Planos de saúde são obrigados a cobrir terapias para autismo
Decisão da ANS amplia cobertura de métodos e técnicas de tratamento para Transtorno do Espectro Autista (TEA).
A Agência Nacional de Saúde Suplementar (ANS) aprovou, nesta quinta-feira (23/6), a ampliação da cobertura de sessões com psicólogos, terapeutas ocupacionais, fonoaudiólogos e fisioterapeutas para pacientes de qualquer idade com transtornos globais do desenvolvimento, incluindo o Transtorno do Espectro Autista (TEA).
A decisão foi tomada em reunião extraordinária da Diretoria Colegiada (Dicol) da agência reguladora e passa a valer a partir de 1º de julho de 2022.
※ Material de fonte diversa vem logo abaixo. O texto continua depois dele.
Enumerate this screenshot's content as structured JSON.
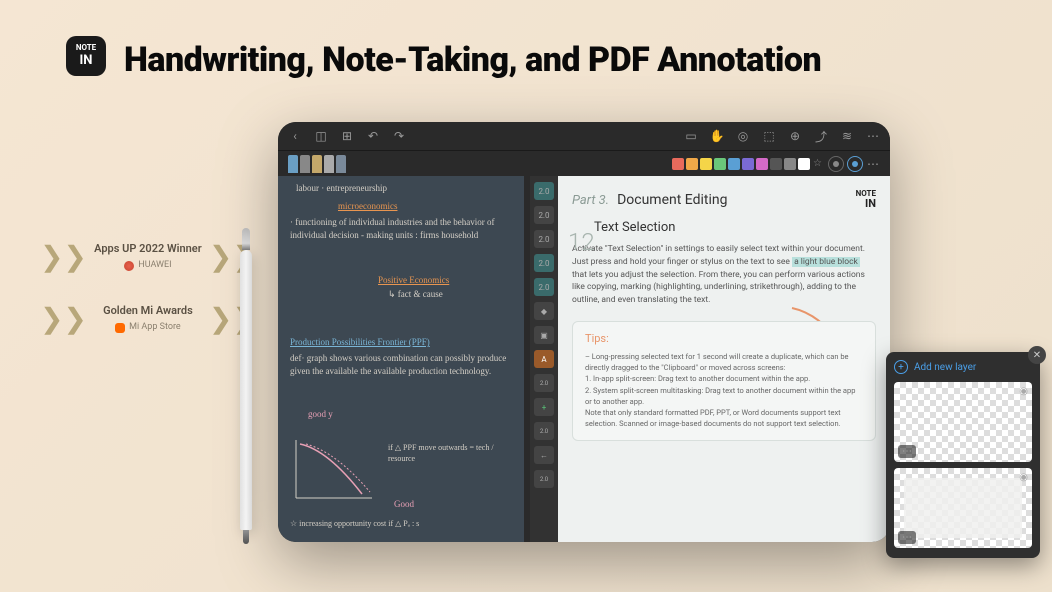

A medida determina que as sessões com esses profissionais para o tratamento de pacientes com transtornos globais do desenvolvimento, como o Transtorno do Espectro Autista (TEA), não têm mais limite de número de sessões. Antes, havia um limite de 40 sessões por ano para psicólogos e terapeutas ocupacionais e de 30 para fonoaudiólogos e fisioterapeutas.
Além disso, a ANS determinou que os planos de saúde devem cobrir quaisquer métodos e técnicas indicados pelo médico assistente para o tratamento do TEA. Isso inclui, por exemplo, a Análise do Comportamento Aplicada (ABA), que é uma das abordagens mais utilizadas e eficazes para o desenvolvimento de pessoas com autismo.
A decisão da ANS foi celebrada por associações de pais e profissionais da área, que há anos lutam pela ampliação da cobertura e pela garantia de acesso a terapias adequadas para pessoas com autismo.
"Essa é uma vitória histórica para a comunidade autista e para todos que defendem o direito à saúde e ao desenvolvimento pleno. A partir de agora, os planos de saúde não terão mais desculpas para negar o tratamento que é essencial para a qualidade de vida de milhares de famílias", afirmou Ana Paula Souza, presidente da Associação de Pais e Amigos de Autistas (APAA).
A agência informou que a resolução normativa será publicada nos próximos dias no Diário Oficial da União.